Sopir Taksi: Pagi Ketemu Pagi, Hanya Kantongi Rp 200 ribu
Mereka juga sempat curhat baik dengan sesama sopir taksi lainnya yang juga ikut aksi, serta kepada beberapa awak media
Penulis: Theresia Felisiani
Editor: Sanusi
TRIBUNNEWS.COM, JAKARTA - Di sela aksi demo di depan Kementerian Komunikasi dan Informatika, Selasa (22/3), ratusan sopir taksi tidak hanya mencaci Menteri Komunikasi dan Informatika, Rudiantara yang tidak mau menutup aplikasi angkutan berbasis online seperti Grab dan Uber.
Mereka juga sempat curhat baik dengan sesama sopir taksi lainnya yang juga ikut aksi, serta kepada beberapa awak media yang meliput aksi. Inti dari curhatan mereka ialah pendapatan per hari yang menurun drastis semenjak ada Grab dan Uber.
Evatriyono, pengemudi taksi Express mengatakan ini merupakan kali kedua dirinya ikut aksi demo. Ia mengaku sukarela ikut aksi demi nasibnya sendiri dan nasib ribuan sopir taksi lainnya.

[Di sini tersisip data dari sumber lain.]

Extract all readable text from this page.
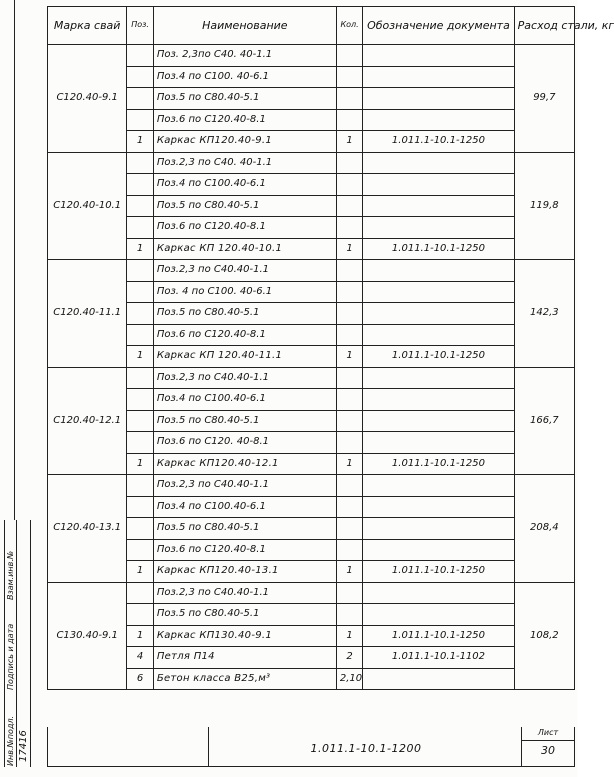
Марка свай	Поз.	Наименование	Кол.	Обозначение документа	Расход стали, кг
С120.40-9.1		Поз. 2,3по С40. 40-1.1			99,7
		Поз.4 по С100. 40-6.1			
		Поз.5 по С80.40-5.1			
		Поз.6 по С120.40-8.1			
	1	Каркас КП120.40-9.1	1	1.011.1-10.1-1250	
С120.40-10.1		Поз.2,3 по С40. 40-1.1			119,8
		Поз.4 по С100.40-6.1			
		Поз.5 по С80.40-5.1			
		Поз.6 по С120.40-8.1			
	1	Каркас КП 120.40-10.1	1	1.011.1-10.1-1250	
С120.40-11.1		Поз.2,3 по С40.40-1.1			142,3
		Поз. 4 по С100. 40-6.1			
		Поз.5 по С80.40-5.1			
		Поз.6 по С120.40-8.1			
	1	Каркас КП 120.40-11.1	1	1.011.1-10.1-1250	
С120.40-12.1		Поз.2,3 по С40.40-1.1			166,7
		Поз.4 по С100.40-6.1			
		Поз.5 по С80.40-5.1			
		Поз.6 по С120. 40-8.1			
	1	Каркас КП120.40-12.1	1	1.011.1-10.1-1250	
С120.40-13.1		Поз.2,3 по С40.40-1.1			208,4
		Поз.4 по С100.40-6.1			
		Поз.5 по С80.40-5.1			
		Поз.6 по С120.40-8.1			
	1	Каркас КП120.40-13.1	1	1.011.1-10.1-1250	
С130.40-9.1		Поз.2,3 по С40.40-1.1			108,2
		Поз.5 по С80.40-5.1			
	1	Каркас КП130.40-9.1	1	1.011.1-10.1-1250	
	4	Петля П14	2	1.011.1-10.1-1102	
	6	Бетон класса В25,м³	2,10		
1.011.1-10.1-1200
Лист
30
Инв.№подл. 17416
Подпись и дата
Взам.инв.№
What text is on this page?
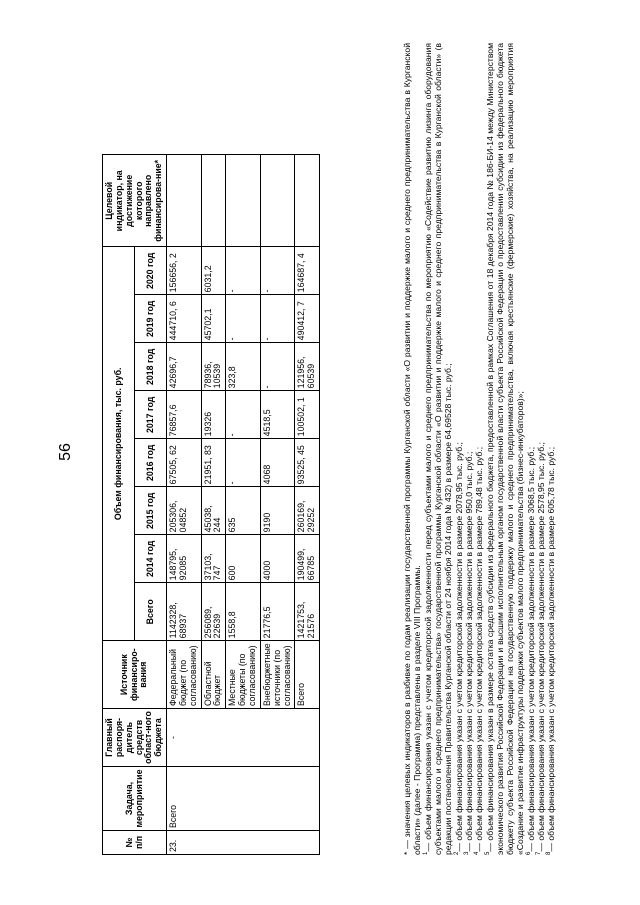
56
№ п/п	Задача, мероприятие	Главный распоря-дитель средств област-ного бюджета	Источник финансиро-вания	Объем финансирования, тыс. руб.								Целевой индикатор, на достижение которого направлено финансирова-ние*
				Всего	2014 год	2015 год	2016 год	2017 год	2018 год	2019 год	2020 год	
23.	Всего	-	Федеральный бюджет (по согласованию)	1142328, 68937	148795, 92085	205306, 04852	67505, 62	76857,6	42696,7	444710, 6	156656, 2	
			Областной бюджет	256089, 22639	37103, 747	45038, 244	21951, 83	19326	78936, 10539	45702,1	6031,2	
			Местные бюджеты (по согласованию)	1558,8	600	635	-	-	323,8	-	-	
			Внебюджетные источники (по согласованию)	21776,5	4000	9190	4068	4518,5	-	-	-	
			Всего	1421753, 21576	190499, 66785	260169, 29252	93525, 45	100502, 1	121956, 60539	490412, 7	164687, 4		* — значения целевых индикаторов в разбивке по годам реализации государственной программы Курганской области «О развитии и поддержке малого и среднего предпринимательства в Курганской области» (далее - Программа) представлены в разделе VIII Программы. $^1$— объем финансирования указан с учетом кредиторской задолженности перед субъектами малого и среднего предпринимательства по мероприятию «Содействие развитию лизинга оборудования субъектами малого и среднего предпринимательства» государственной программы Курганской области «О развитии и поддержке малого и среднего предпринимательства в Курганской области» (в редакции постановления Правительства Курганской области от 24 ноября 2014 года № 432) в размере 64,69528 тыс. руб.; $^2$— объем финансирования указан с учетом кредиторской задолженности в размере 2078,95 тыс. руб.;

$^3$— объем финансирования указан с учетом кредиторской задолженности в размере 950,0 тыс. руб.;

$^4$— объем финансирования указан с учетом кредиторской задолженности в размере 789,48 тыс. руб.;

$^5$— объем финансирования указан в размере остатка средств субсидии из федерального бюджета, предоставленной в рамках Соглашения от 18 декабря 2014 года № 186-БИ-14 между Министерством экономического развития Российской Федерации и высшим исполнительным органом государственной власти субъекта Российской Федерации о предоставлении субсидии из федерального бюджета бюджету субъекта Российской Федерации на государственную поддержку малого и среднего предпринимательства, включая крестьянские (фермерские) хозяйства, на реализацию мероприятия «Создание и развитие инфраструктуры поддержки субъектов малого предпринимательства (бизнес-инкубаторов)»; $^6$— объем финансирования указан с учетом кредиторской задолженности в размере 3068,5 тыс. руб.;

$^7$— объем финансирования указан с учетом кредиторской задолженности в размере 2578,95 тыс. руб.;

$^8$— объем финансирования указан с учетом кредиторской задолженности в размере 605,78 тыс. руб.;
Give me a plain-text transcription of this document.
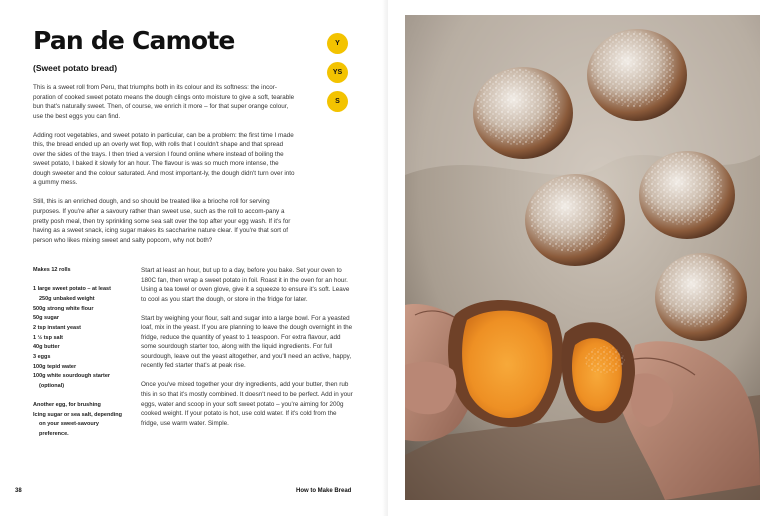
Pan de Camote
(Sweet potato bread)
Y
YS
S

This is a sweet roll from Peru, that triumphs both in its colour and its softness: the incor-poration of cooked sweet potato means the dough clings onto moisture to give a soft, tearable bun that's naturally sweet. Then, of course, we enrich it more – for that super orange colour, use the best eggs you can find.

Adding root vegetables, and sweet potato in particular, can be a problem: the first time I made this, the bread ended up an overly wet flop, with rolls that I couldn't shape and that spread over the sides of the trays. I then tried a version I found online where instead of boiling the sweet potato, I baked it slowly for an hour. The flavour is was so much more intense, the dough sweeter and the colour saturated. And most important-ly, the dough didn't turn over into a gummy mess.

Still, this is an enriched dough, and so should be treated like a brioche roll for serving purposes. If you're after a savoury rather than sweet use, such as the roll to accom-pany a pretty posh meal, then try sprinkling some sea salt over the top after your egg wash. If it's for having as a sweet snack, icing sugar makes its saccharine nature clear. If you're that sort of person who likes mixing sweet and salty popcorn, why not both?

Makes 12 rolls
1 large sweet potato – at least 250g unbaked weight
500g strong white flour
50g sugar
2 tsp instant yeast
1 ½ tsp salt
40g butter
3 eggs
100g tepid water
100g white sourdough starter (optional)
Another egg, for brushing
Icing sugar or sea salt, depending on your sweet-savoury preference.

Start at least an hour, but up to a day, before you bake. Set your oven to 180C fan, then wrap a sweet potato in foil. Roast it in the oven for an hour. Using a tea towel or oven glove, give it a squeeze to ensure it's soft. Leave to cool as you start the dough, or store in the fridge for later.

Start by weighing your flour, salt and sugar into a large bowl. For a yeasted loaf, mix in the yeast. If you are planning to leave the dough overnight in the fridge, reduce the quantity of yeast to 1 teaspoon. For extra flavour, add some sourdough starter too, along with the liquid ingredients. For full sourdough, leave out the yeast altogether, and you'll need an active, happy, recently fed starter that's at peak rise.

Once you've mixed together your dry ingredients, add your butter, then rub this in so that it's mostly combined. It doesn't need to be perfect. Add in your eggs, water and scoop in your soft sweet potato – you're aiming for 200g cooked weight. If your potato is hot, use cold water. If it's cold from the fridge, use warm water. Simple.

38	How to Make Bread
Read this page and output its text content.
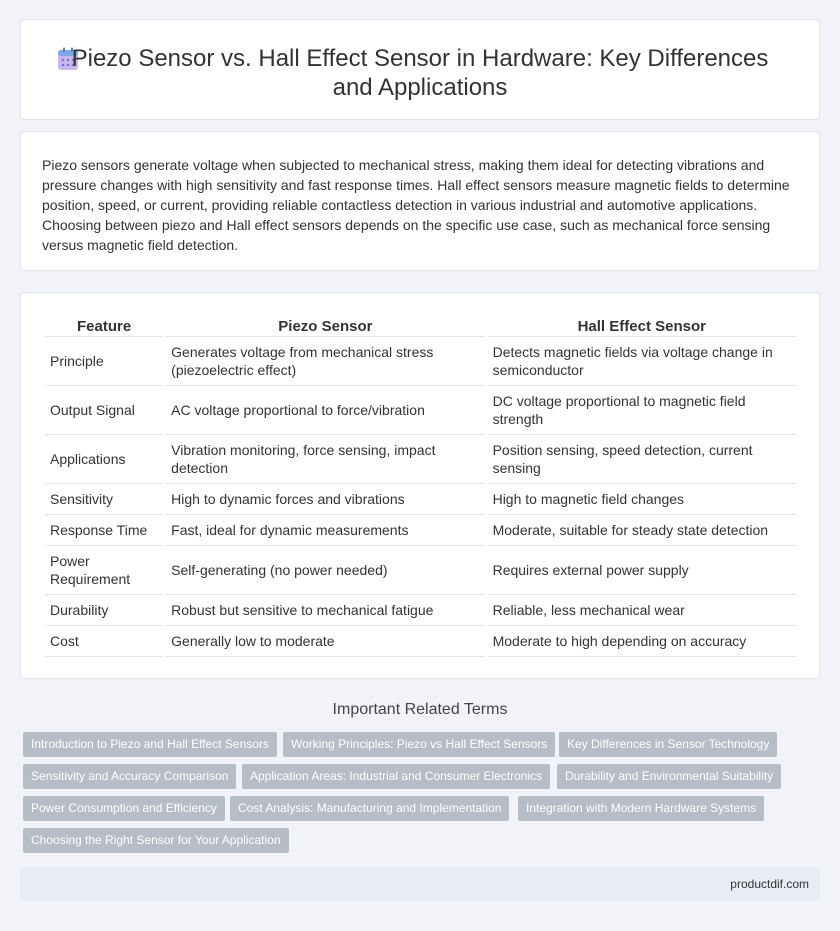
Piezo Sensor vs. Hall Effect Sensor in Hardware: Key Differences
and Applications

Piezo sensors generate voltage when subjected to mechanical stress, making them ideal for detecting vibrations and pressure changes with high sensitivity and fast response times. Hall effect sensors measure magnetic fields to determine position, speed, or current, providing reliable contactless detection in various industrial and automotive applications. Choosing between piezo and Hall effect sensors depends on the specific use case, such as mechanical force sensing versus magnetic field detection.

Feature	Piezo Sensor	Hall Effect Sensor
Principle	Generates voltage from mechanical stress (piezoelectric effect)	Detects magnetic fields via voltage change in semiconductor
Output Signal	AC voltage proportional to force/vibration	DC voltage proportional to magnetic field strength
Applications	Vibration monitoring, force sensing, impact detection	Position sensing, speed detection, current sensing
Sensitivity	High to dynamic forces and vibrations	High to magnetic field changes
Response Time	Fast, ideal for dynamic measurements	Moderate, suitable for steady state detection
Power Requirement	Self-generating (no power needed)	Requires external power supply
Durability	Robust but sensitive to mechanical fatigue	Reliable, less mechanical wear
Cost	Generally low to moderate	Moderate to high depending on accuracy
Important Related Terms
Introduction to Piezo and Hall Effect Sensors	Working Principles: Piezo vs Hall Effect Sensors	Key Differences in Sensor Technology
Sensitivity and Accuracy Comparison	Application Areas: Industrial and Consumer Electronics	Durability and Environmental Suitability
Power Consumption and Efficiency	Cost Analysis: Manufacturing and Implementation	Integration with Modern Hardware Systems
Choosing the Right Sensor for Your Application
productdif.com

"Ini demo asli, sopir taksi semua tidak ada yang bayaran. Bayangin saja setelah ada Grab dan Uber, penghasilan jadi meringis. Ini juga kenapa si menterinya tidak mau tutup aplikasi," ujar Evatriyono.
Ditanya soal pendapatan yang kian merosot, Evatriyono membeberkan semenjak ada Grab dan Uber dalam sehari ia hanya mendapat uang Rp 200 ribu-Rp 150 ribu.
Padahal sebelum ada aplikasi angkutan berbasis online, pria asal Bumiayu ini bisa mengantongi uang Rp 900 ribu-Rp 800 ribu per harinya.
"Hari gini, dapat uang Rp 500 ribu saja sehari sudah susahnya minta ampun. Saya keluar pagi ketemu pagi lagi cuma dapat Rp 150 ribu, mentok-mentok Rp 200 ribu," tegasnya.
Lebih lanjut, pria yang sudah empat tahun bekerja sebagai sopir taksi ini juga mengeluh soal kurangnya pendapatan dengan setoran ke istrinya di Bumiayu, terlebih saat ini sang istri tengah hamil muda.
"Jadi imbas juga ke setoran ke istri di kampung, mana lagi hamil muda empat bulan. Saya baru nikah, belum ada tabungan untuk biaya lahir. Makan juga gitu, dulu pakai ayam, ikan, sekarang mah makan pakai tempe ajalah, diirit-irit," tambahnya.